Strong, systematic rule of law is also crucial to achieving a greener China. A new environmental protection law that went into effect on Jan 1, 2015, was a huge turning point. The new law was reviewed four times by the Standing Committee of the National People's Congress, while the government solicited feedback from environmental law experts, government bodies, local environmental protection bureaus and the public.

The law created a more powerful enforcement bureaucracy, held officials responsible for the environment, and created a formal channel for public participation in environmental protection. Previously, local environmental protection bureaus reported to the local government and were dependent on local taxes for funding. Under the new law, they report to, and are funded by, higher levels of government.

Recent programs to increase legal protections for private and foreign businesses are another move to strengthen economic aspects of the rule of law.

The rule of law with equal protection for all is hard to establish and even harder to keep.
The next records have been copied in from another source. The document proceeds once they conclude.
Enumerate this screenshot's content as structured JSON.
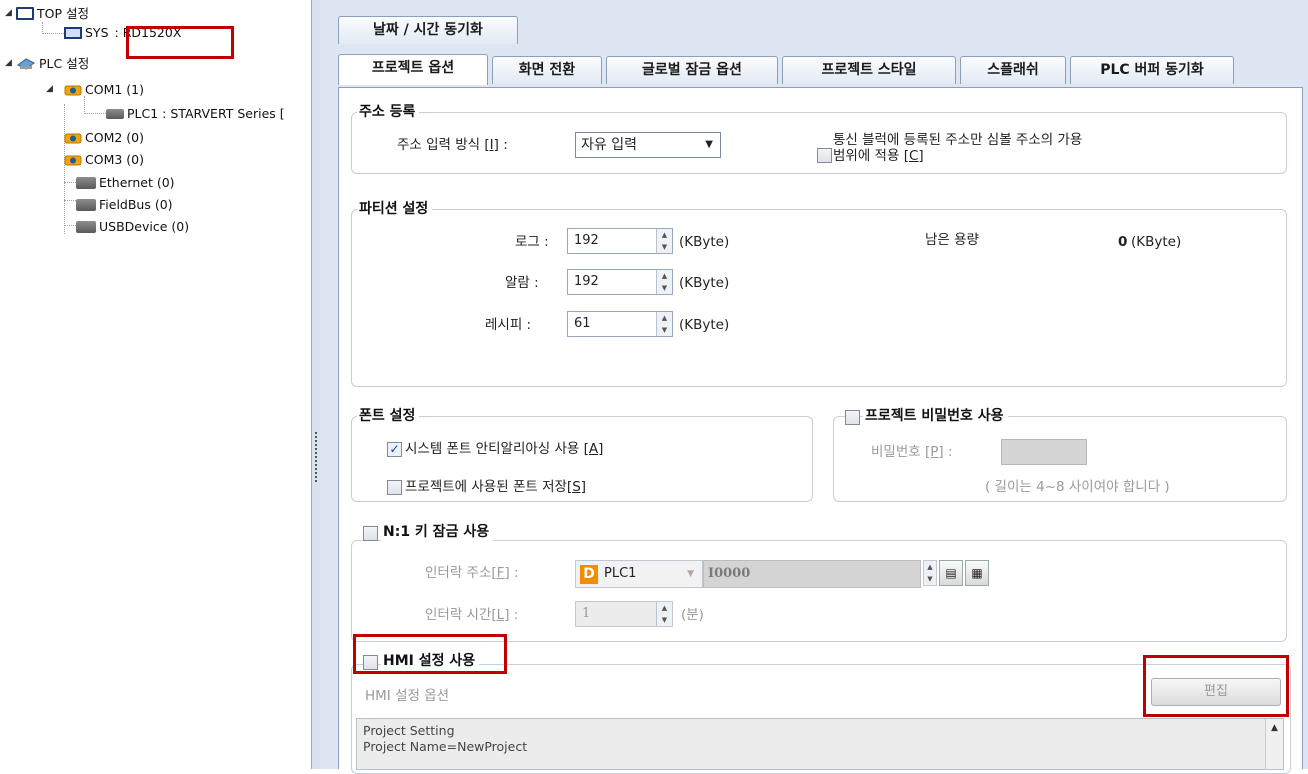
{
  "tree": {
    "top_setting": "TOP 설정",
    "sys_prefix": "SYS",
    "sys_value": ": RD1520X",
    "plc_setting": "PLC 설정",
    "com1": "COM1 (1)",
    "plc1": "PLC1 : STARVERT Series [",
    "com2": "COM2 (0)",
    "com3": "COM3 (0)",
    "ethernet": "Ethernet (0)",
    "fieldbus": "FieldBus (0)",
    "usbdevice": "USBDevice (0)"
  },
  "top_tab": "날짜 / 시간 동기화",
  "tabs": [
    "프로젝트 옵션",
    "화면 전환",
    "글로벌 잠금 옵션",
    "프로젝트 스타일",
    "스플래쉬",
    "PLC 버퍼 동기화"
  ],
  "address": {
    "title": "주소 등록",
    "input_method_label": "주소 입력 방식 ",
    "input_method_key": "[I]",
    "input_method_suffix": " :",
    "input_method_value": "자유 입력",
    "comm_block_line1": "통신 블럭에 등록된 주소만 심볼 주소의 가용",
    "comm_block_line2": "범위에 적용 ",
    "comm_block_key": "[C]",
    "comm_block_checked": false
  },
  "partition": {
    "title": "파티션 설정",
    "log_label": "로그 :",
    "log_value": "192",
    "alarm_label": "알람 :",
    "alarm_value": "192",
    "recipe_label": "레시피 :",
    "recipe_value": "61",
    "unit": "(KByte)",
    "remaining_label": "남은 용량",
    "remaining_value": "0"
  },
  "font": {
    "title": "폰트 설정",
    "antialias_label": "시스템 폰트 안티알리아싱 사용 ",
    "antialias_key": "[A]",
    "antialias_checked": true,
    "save_font_label": "프로젝트에 사용된 폰트 저장",
    "save_font_key": "[S]",
    "save_font_checked": false
  },
  "password": {
    "title": "프로젝트 비밀번호 사용",
    "checked": false,
    "label": "비밀번호 ",
    "key": "[P]",
    "suffix": " :",
    "hint": "( 길이는 4~8 사이여야 합니다 )"
  },
  "n1lock": {
    "title": "N:1 키 잠금 사용",
    "checked": false,
    "interlock_addr_label": "인터락 주소",
    "interlock_addr_key": "[F]",
    "interlock_addr_suffix": " :",
    "device_badge": "D",
    "device": "PLC1",
    "address": "I0000",
    "interlock_time_label": "인터락 시간",
    "interlock_time_key": "[L]",
    "interlock_time_suffix": " :",
    "interlock_time_value": "1",
    "unit": "(분)"
  },
  "hmi": {
    "title": "HMI 설정 사용",
    "checked": false,
    "options_label": "HMI 설정 옵션",
    "edit_button": "편집",
    "text_lines": [
      "Project Setting",
      "Project Name=NewProject"
    ]
  },
  "colors": {
    "highlight_red": "#c00000",
    "panel_bg": "#dde6f2",
    "accent_orange": "#f28c00"
  }
}
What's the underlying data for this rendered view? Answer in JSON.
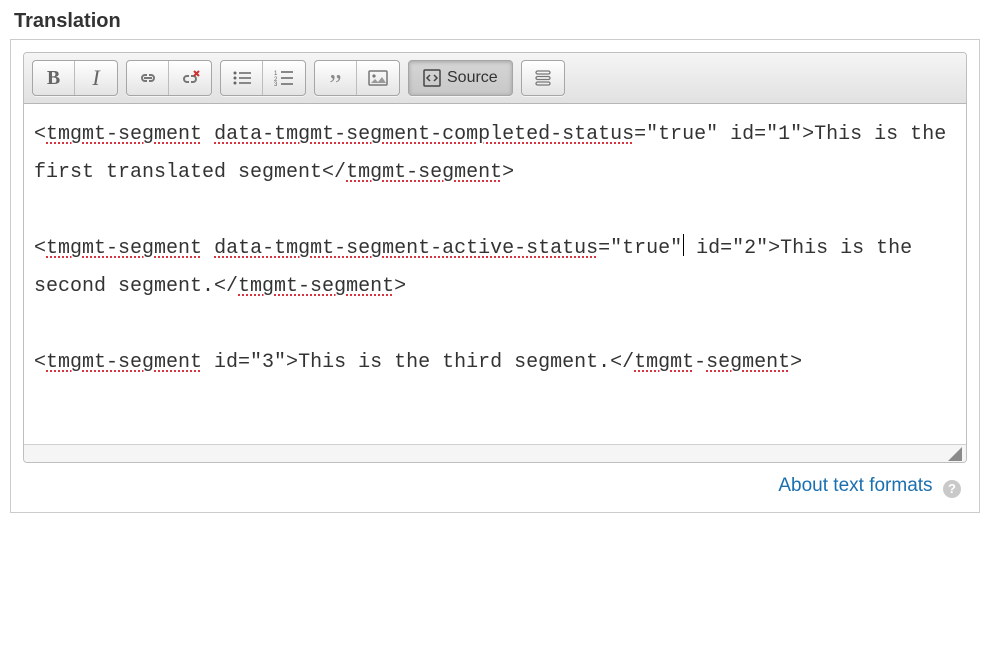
{
  "label": "Translation",
  "toolbar": {
    "source_label": "Source"
  },
  "editor": {
    "segments": [
      {
        "id": "1",
        "attrs": "data-tmgmt-segment-completed-status=\"true\"",
        "text": "This is the first translated segment"
      },
      {
        "id": "2",
        "attrs": "data-tmgmt-segment-active-status=\"true\"",
        "text": "This is the second segment."
      },
      {
        "id": "3",
        "attrs": "",
        "text": "This is the third segment."
      }
    ]
  },
  "footer": {
    "link_label": "About text formats",
    "help_symbol": "?"
  }
}
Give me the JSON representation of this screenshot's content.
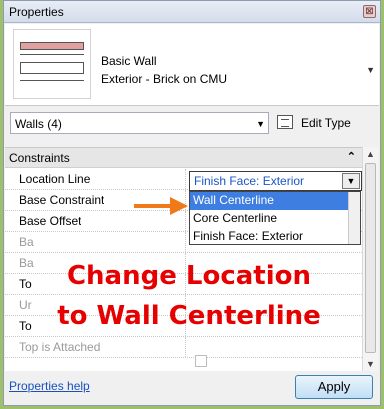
{
  "window": {
    "title": "Properties",
    "close_glyph": "⊠"
  },
  "type_selector": {
    "family": "Basic Wall",
    "type": "Exterior - Brick on CMU",
    "swatch_colors": [
      "#e0a0a0",
      "#555555",
      "#555555",
      "#555555"
    ]
  },
  "filter": {
    "value": "Walls (4)"
  },
  "edit_type": {
    "label": "Edit Type"
  },
  "grid": {
    "group": {
      "label": "Constraints"
    },
    "rows": [
      {
        "name": "Location Line"
      },
      {
        "name": "Base Constraint"
      },
      {
        "name": "Base Offset"
      },
      {
        "name": "Ba"
      },
      {
        "name": "Ba"
      },
      {
        "name": "To"
      },
      {
        "name": "Ur"
      },
      {
        "name": "To"
      },
      {
        "name": "Top is Attached"
      }
    ]
  },
  "location_line": {
    "value": "Finish Face: Exterior",
    "options": [
      "Wall Centerline",
      "Core Centerline",
      "Finish Face: Exterior"
    ],
    "selected_index": 0
  },
  "callout": {
    "line1": "Change Location",
    "line2": "to Wall Centerline",
    "color": "#e60000",
    "arrow_color": "#f07a1a"
  },
  "footer": {
    "help_link": "Properties help",
    "apply_label": "Apply"
  }
}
In my own country, the United States, many big city governments are corrupt. Right now, filth is building up in New York subway cars because the transit authority fired cleaning workers while hiring million-dollar politically connected consultants, according to union allegations.

And, I'm afraid the elite class of politicians in Washington has become so entrenched and corrupt that they will quash future change and development. As we've seen, they arrange high-paying cushy jobs for family members and retirement jobs for themselves. Lobbyists, who are politically connected people paid to influence legislation, now spend about $3.5 billion per year to influence Washington - up from $1.5 billion in 1998 and only $200 million in 1983, according to data from opensecrets.org. Other estimates are much higher. This may be legal, but it is de-facto corruption that will limit future economic growth.

Mancur Olson, the late great economist at the University of Maryland, argued that economies and societies stagnate as special interest groups are able to protect their positions and prevent change.

China has been an exception to the Olson trap. Following intense study, consultation, and regional tests, China's government has been able to implement policy reforms that have enabled the process of economic upgrading. The Fourth Plenum's push for strengthened and formalized rule of law is the next essential step in the long process of economic growth and institution building.